# Low oil pressure light trigger PSI?



## PoorMansDub (Nov 28, 2010)

At what PSI does the low oil pressure light trigger? The light does not come on however... 

I installed a NewSouth oil PSI gauge and notice: 

On first start of the day- 60psi idle 
After the oil heats up- steadily drops until 10psi idle. 
When at 2000 RPM 30-40psi 
When boosting heavily- 60+psi 

I have no strange noises or chain clacking. Should I be concerned? Thanks for the feedback!


----------



## slayer450 (Mar 23, 2013)

Usually 8psi will set the light. 

Sent from my R800i using Tapatalk 2


----------



## PoorMansDub (Nov 28, 2010)

Dam I'm cutting it close then...


----------



## slayer450 (Mar 23, 2013)

What oil are you running. You may want to try rotella 15-40. I had a problem with my turbo eclipse where the oil light would come on at an idle 500 miles after a change. I think it was the heat from the turbo turning it into water. Changed to rotella and no more light.
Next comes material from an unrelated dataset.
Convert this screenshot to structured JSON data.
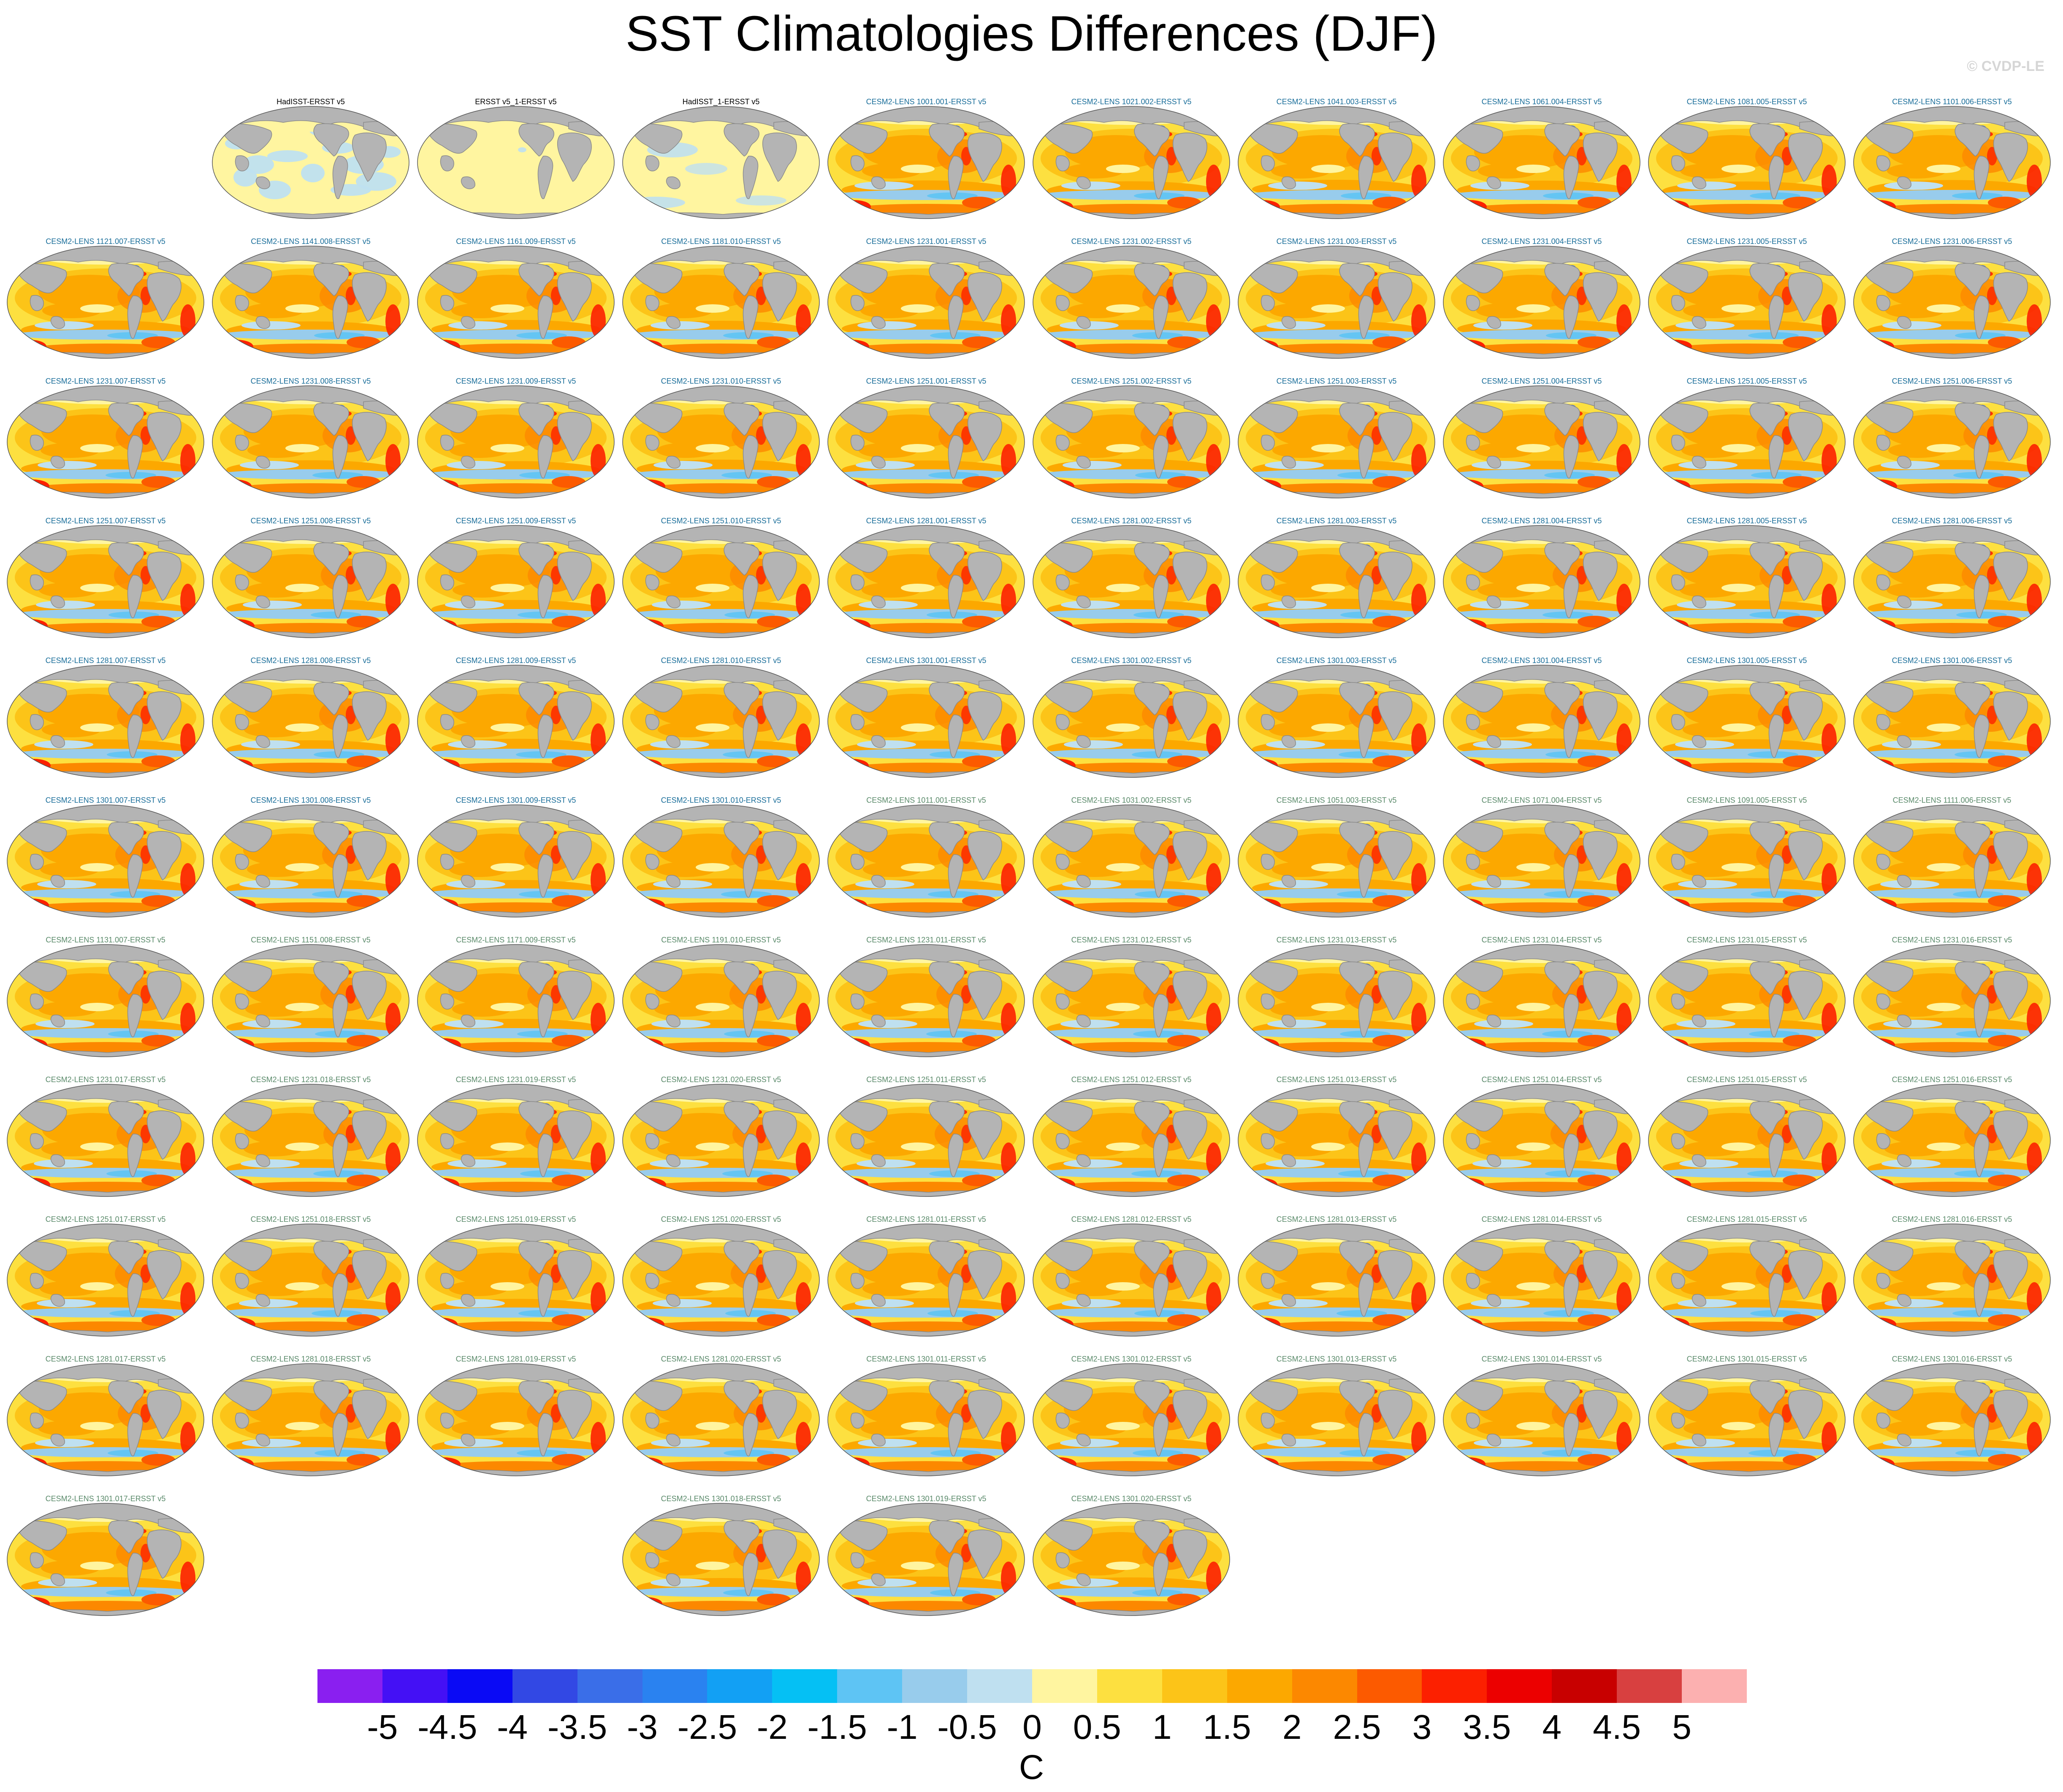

Sent from my R800i using Tapatalk 2


----------



## PoorMansDub (Nov 28, 2010)

Ya I'm using GTX Titanium I believe that's 5/30w. So basically you're recommending thicker oil.


----------



## 87vr6 (Jan 17, 2002)

*FV-QR*

wow 10psi? Both of my 1.8ts were around 18...


----------



## PoorMansDub (Nov 28, 2010)

I know right. I am at 5000 elevation if that makes a difference. If the oil light comes on I'll start with the pickup tube/pump and tensioner/chain. If it's still low then it's my bearings and I'll just have to run thicker oil until I can swap in some forged rods. 

Luckily there seem to be no ill effects, clacking, ticking, or knocking so I'm not worried as much as curious.


----------



## PoorMansDub (Nov 28, 2010)

*Solved*

Here we have an issue with the 42DD relocation kit. For whatever reason it reads low on the pressure gauge. It's ~20psi off! I always knew not to connect my oil temp gauge to the relocation kit but had never heard of it negatively affecting the oil PSI. Does anyone else have this kit and oil psi issues? Luckily this means my PSI is fine. No wonder the oil pressure light never triggered. 

http://forums.vwvortex.com/showthread.php?5646925-Oil-pressure-VRT


----------